In Pipeline Builder, jobs can be grouped together. How is that different from Scheduling ?
What is the impact of each ? When to use one vs the other ?
In Pipeline Builder, jobs can be grouped together. How is that different from Scheduling ?
What is the impact of each ? When to use one vs the other ?
Job groupings are more about managing how outputs are processed together and you can configure different compute profiles for different job groups, while scheduling just focuses on the timing and conditions under which data transformations are executed.
In particular, Job grouping allows you to bundle multiple outputs into a single job in batch pipelines or split each output into its own job in streaming pipelines. This provides granular control over how outputs are built and can help manage computation resources effectively.
Scheduling is used to run dataset builds on a recurring basis to keep data up-to-date. It can be configured to run at specific times, when data or logic has been updated, or any combination of these conditions.
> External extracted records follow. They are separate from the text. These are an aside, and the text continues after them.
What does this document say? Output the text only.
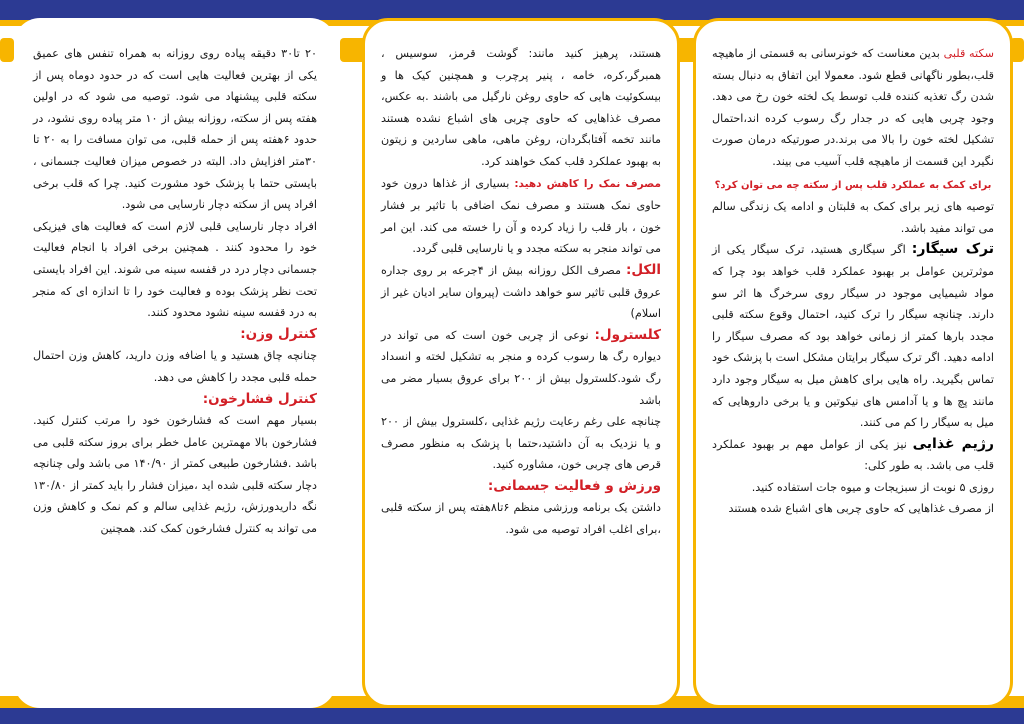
سکته قلبی بدین معناست که خونرسانی به قسمتی از ماهیچه قلب،بطور ناگهانی قطع شود. معمولا این اتفاق به دنبال بسته شدن رگ تغذیه کننده قلب توسط یک لخته خون رخ می دهد. وجود چربی هایی که در جدار رگ رسوب کرده اند،احتمال تشکیل لخته خون را بالا می برند.در صورتیکه درمان صورت نگیرد این قسمت از ماهیچه قلب آسیب می بیند.

برای کمک به عملکرد قلب پس از سکته چه می توان کرد؟

توصیه های زیر برای کمک به قلبتان و ادامه یک زندگی سالم می تواند مفید باشد.

ترک سیگار: اگر سیگاری هستید، ترک سیگار یکی از موثرترین عوامل بر بهبود عملکرد قلب خواهد بود چرا که مواد شیمیایی موجود در سیگار روی سرخرگ ها اثر سو دارند. چنانچه سیگار را ترک کنید، احتمال وقوع سکته قلبی مجدد بارها کمتر از زمانی خواهد بود که مصرف سیگار را ادامه دهید. اگر ترک سیگار برایتان مشکل است با پزشک خود تماس بگیرید. راه هایی برای کاهش میل به سیگار وجود دارد مانند پچ ها و یا آدامس های نیکوتین و یا برخی داروهایی که میل به سیگار را کم می کنند.

رژیم غذایی نیز یکی از عوامل مهم بر بهبود عملکرد قلب می باشد. به طور کلی:

روزی ۵ نوبت از سبزیجات و میوه جات استفاده کنید.

از مصرف غذاهایی که حاوی چربی های اشباع شده هستند

هستند، پرهیز کنید مانند: گوشت قرمز، سوسیس ، همبرگر،کره، خامه ، پنیر پرچرب و همچنین کیک ها و بیسکوئیت هایی که حاوی روغن نارگیل می باشند .به عکس، مصرف غذاهایی که حاوی چربی های اشباع نشده هستند مانند تخمه آفتابگردان، روغن ماهی، ماهی ساردین و زیتون به بهبود عملکرد قلب کمک خواهند کرد.

مصرف نمک را کاهش دهید: بسیاری از غذاها درون خود حاوی نمک هستند و مصرف نمک اضافی با تاثیر بر فشار خون ، بار قلب را زیاد کرده و آن را خسته می کند. این امر می تواند منجر به سکته مجدد و یا نارسایی قلبی گردد.

الکل: مصرف الکل روزانه بیش از ۴جرعه بر روی جداره عروق قلبی تاثیر سو خواهد داشت (پیروان سایر ادیان غیر از اسلام)

کلسترول: نوعی از چربی خون است که می تواند در دیواره رگ ها رسوب کرده و منجر به تشکیل لخته و انسداد رگ شود.کلسترول بیش از ۲۰۰ برای عروق بسیار مضر می باشد

چنانچه علی رغم رعایت رژیم غذایی ،کلسترول بیش از ۲۰۰ و یا نزدیک به آن داشتید،حتما با پزشک به منظور مصرف قرص های چربی خون، مشاوره کنید.

ورزش و فعالیت جسمانی:

داشتن یک برنامه ورزشی منظم ۶تا۸هفته پس از سکته قلبی ،برای اغلب افراد توصیه می شود.

۲۰ تا۳۰ دقیقه پیاده روی روزانه به همراه تنفس های عمیق یکی از بهترین فعالیت هایی است که در حدود دوماه پس از سکته قلبی پیشنهاد می شود. توصیه می شود که در اولین هفته پس از سکته، روزانه بیش از ۱۰ متر پیاده روی نشود، در حدود ۶هفته پس از حمله قلبی، می توان مسافت را به ۲۰ تا ۳۰متر افزایش داد. البته در خصوص میزان فعالیت جسمانی ، بایستی حتما با پزشک خود مشورت کنید. چرا که قلب برخی افراد پس از سکته دچار نارسایی می شود.

افراد دچار نارسایی قلبی لازم است که فعالیت های فیزیکی خود را محدود کنند . همچنین برخی افراد با انجام فعالیت جسمانی دچار درد در قفسه سینه می شوند. این افراد بایستی تحت نظر پزشک بوده و فعالیت خود را تا اندازه ای که منجر به درد قفسه سینه نشود محدود کنند.

کنترل وزن:

چنانچه چاق هستید و یا اضافه وزن دارید، کاهش وزن احتمال حمله قلبی مجدد را کاهش می دهد.

کنترل فشارخون:

بسیار مهم است که فشارخون خود را مرتب کنترل کنید. فشارخون بالا مهمترین عامل خطر برای بروز سکته قلبی می باشد .فشارخون طبیعی کمتر از ۱۴۰/۹۰ می باشد ولی چنانچه دچار سکته قلبی شده اید ،میزان فشار را باید کمتر از ۱۳۰/۸۰ نگه داریدورزش، رژیم غذایی سالم و کم نمک و کاهش وزن می تواند به کنترل فشارخون کمک کند. همچنین
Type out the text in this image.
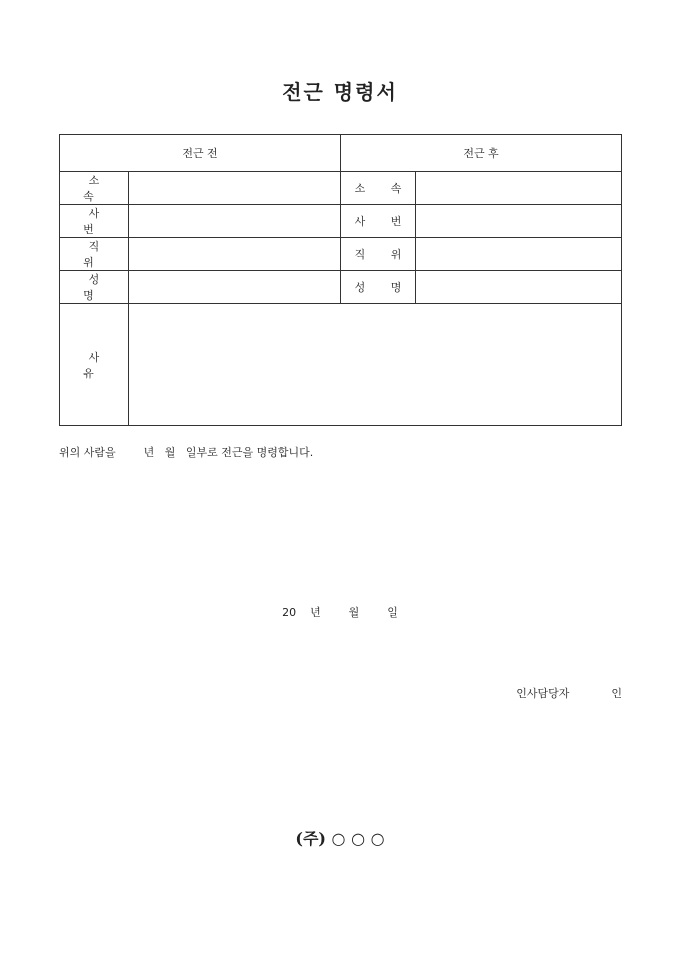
전근 명령서
전근 전		전근 후	
소 속		소 속	
사 번		사 번	
직 위		직 위	
성 명		성 명	
사 유			
위의 사람을        년   월   일부로 전근을 명령합니다.
20    년        월        일
인사담당자            인
(주) ○ ○ ○
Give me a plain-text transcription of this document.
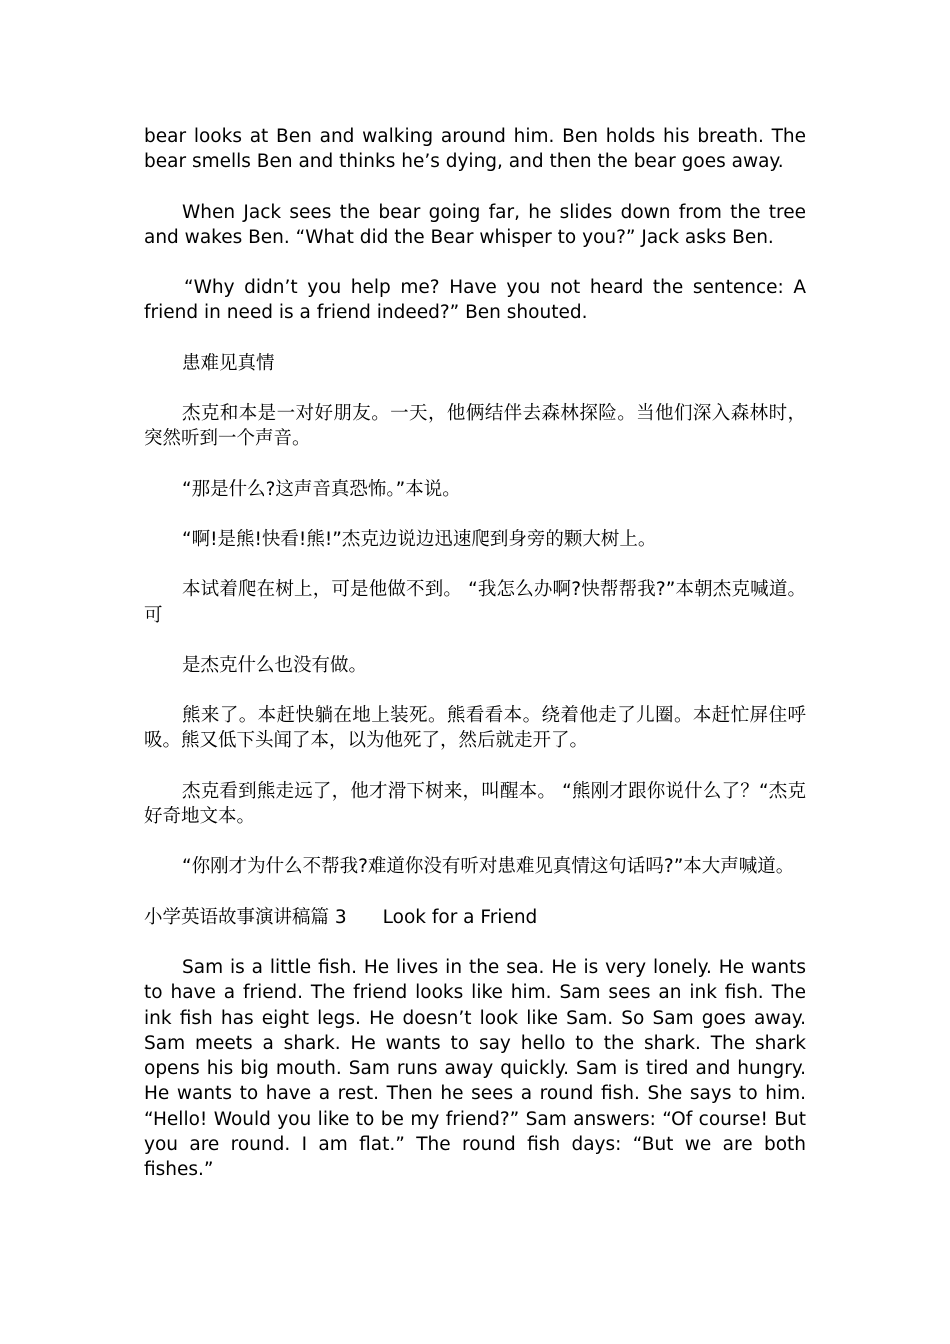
bear looks at Ben and walking around him. Ben holds his breath. The bear smells Ben and thinks he’s dying, and then the bear goes away.

When Jack sees the bear going far, he slides down from the tree and wakes Ben. “What did the Bear whisper to you?” Jack asks Ben.

“Why didn’t you help me? Have you not heard the sentence: A friend in need is a friend indeed?” Ben shouted.

患难见真情

杰克和本是一对好朋友。一天，他俩结伴去森林探险。当他们深入森林时，突然听到一个声音。

“那是什么?这声音真恐怖。”本说。

“啊!是熊!快看!熊!”杰克边说边迅速爬到身旁的颗大树上。

本试着爬在树上，可是他做不到。 “我怎么办啊?快帮帮我?”本朝杰克喊道。可

是杰克什么也没有做。

熊来了。本赶快躺在地上装死。熊看看本。绕着他走了儿圈。本赶忙屏住呼吸。熊又低下头闻了本，以为他死了，然后就走开了。

杰克看到熊走远了，他才滑下树来，叫醒本。 “熊刚才跟你说什么了？“杰克好奇地文本。

“你刚才为什么不帮我?难道你没有听对患难见真情这句话吗?”本大声喊道。

小学英语故事演讲稿篇 3 Look for a Friend

Sam is a little fish. He lives in the sea. He is very lonely. He wants to have a friend. The friend looks like him. Sam sees an ink fish. The ink fish has eight legs. He doesn’t look like Sam. So Sam goes away. Sam meets a shark. He wants to say hello to the shark. The shark opens his big mouth. Sam runs away quickly. Sam is tired and hungry. He wants to have a rest. Then he sees a round fish. She says to him. “Hello! Would you like to be my friend?” Sam answers: “Of course! But you are round. I am flat.” The round fish days: “But we are both fishes.”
Basically choose job grouping for resource management and parallel processing needs, and scheduling for maintaining up-to-date data pipelines.
Also some caveats with job groupings: moving outputs between job groups in streaming or incremental pipelines is considered a breaking change and will trigger mandatory replays
If you’ve ever used the Skip computing already processed rows on the use LLM node and you have multiple downstream outputs, you also need to put those downstream output datasets into the same job group to be able to use the cache we have behind the hood for that feature.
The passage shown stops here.